Take a walk around your backyard and look for opportunities to replace some lawn with a small patch of forest. An area where the grass is struggling in the shade of existing trees is the perfect spot. When leaves fall, let them remain on the ground to build up a rich carpet of mulch. Over time, this organic layer will be broken down and incorporated into the ground by earthworms and other organisms. This creates loose, well-aerated soil and a sustainable source of nutrients for the trees. Well-mulched ground also serves as an excellent sponge, soaking up stormwater run-off to store it for future use by thirsty trees.
Once the mulch is in place, the process of natural regeneration begins as seeds and roots, some of which have been dormant in the soil for many years, start to sprout. Fast growing native trees such as loblolly pine, water oak, sweetgum, and black cherry form the first wave of pioneer species and pave the way for slower growing hardwoods.
In an urban setting, natural regeneration probably won’t provide all of the desired plants. Local nurseries can supply a variety of species to achieve the desired multi-layered forest structure with canopy trees, understory trees, shrubs and groundcovers. Take a cue from nature by combining trees and shrubs with similar environmental requirements.
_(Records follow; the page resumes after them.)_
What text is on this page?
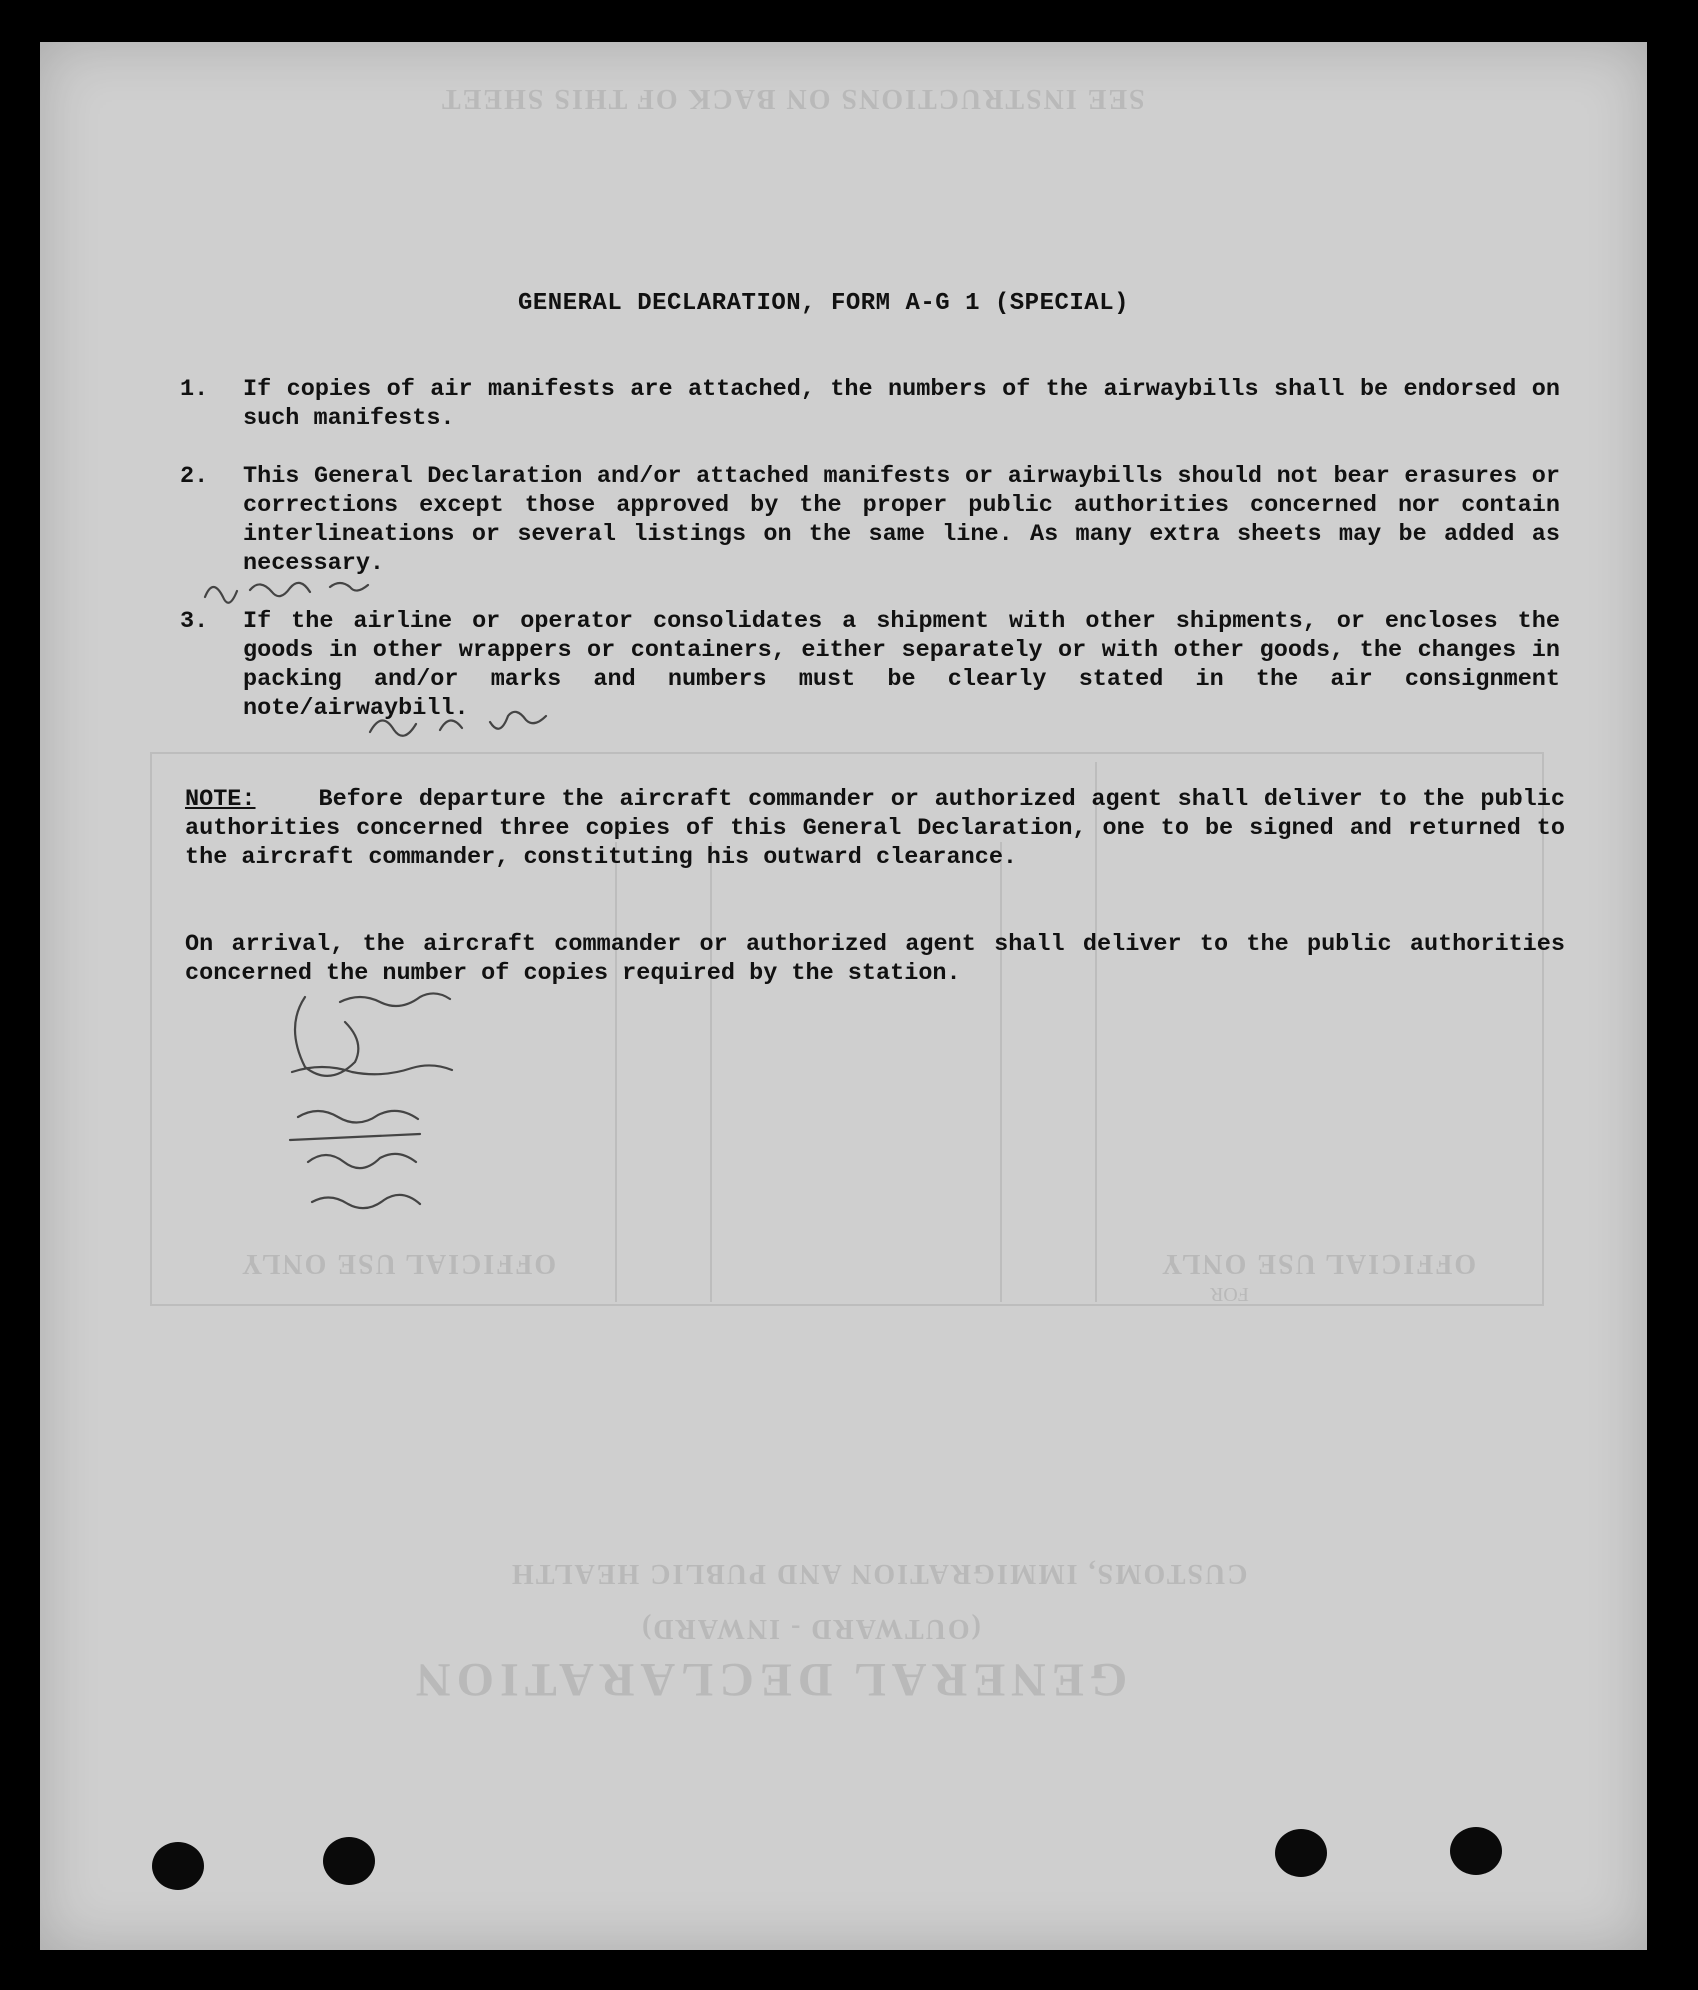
SEE INSTRUCTIONS ON BACK OF THIS SHEET
GENERAL DECLARATION
(OUTWARD - INWARD)
CUSTOMS, IMMIGRATION AND PUBLIC HEALTH
OFFICIAL USE ONLY
FOR
OFFICIAL USE ONLY
GENERAL DECLARATION, FORM A-G 1 (SPECIAL)
1.	If copies of air manifests are attached, the numbers of the airwaybills shall be endorsed on such manifests.
2.	This General Declaration and/or attached manifests or airwaybills should not bear erasures or corrections except those approved by the proper public authorities concerned nor contain interlineations or several listings on the same line. As many extra sheets may be added as necessary.
3.	If the airline or operator consolidates a shipment with other shipments, or encloses the goods in other wrappers or containers, either separately or with other goods, the changes in packing and/or marks and numbers must be clearly stated in the air consignment note/airwaybill.
NOTE:	Before departure the aircraft commander or authorized agent shall deliver to the public authorities concerned three copies of this General Declaration, one to be signed and returned to the aircraft commander, constituting his outward clearance.
On arrival, the aircraft commander or authorized agent shall deliver to the public authorities concerned the number of copies required by the station.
In a shady area, as under a large live oak, try a combination of southern magnolia, American beech, hophornbeam, rusty blackhaw, red buckeye, needle palm and American beautyberry. On drier, sunnier sites, southern red oak, post oak, red cedar, mockernut hickory, sparkleberry, flatwoods plum, yaupon holly and blueberry work well together.
Invasive species including Chinese tallow, privet, and coral ardisia can come up so thickly that desirable trees and shrubs are crowded out. These should be eliminated while small and easily pulled. Desirable groundcovers like partridgeberry, violets and panic grass tend to colonize fairly quickly once mowing stops and the mulch layer builds.
Tallahassee’s urban canopy is composed of many individual trees and wooded patches on thousands of residential, commercial, and public properties throughout the city. The management and care of this precious resource then, is the responsibility of the entire community. Participation in The Backyard Forest Project is a simple but effective way for individuals to contribute to the long-term health of one of Florida’s great urban forests.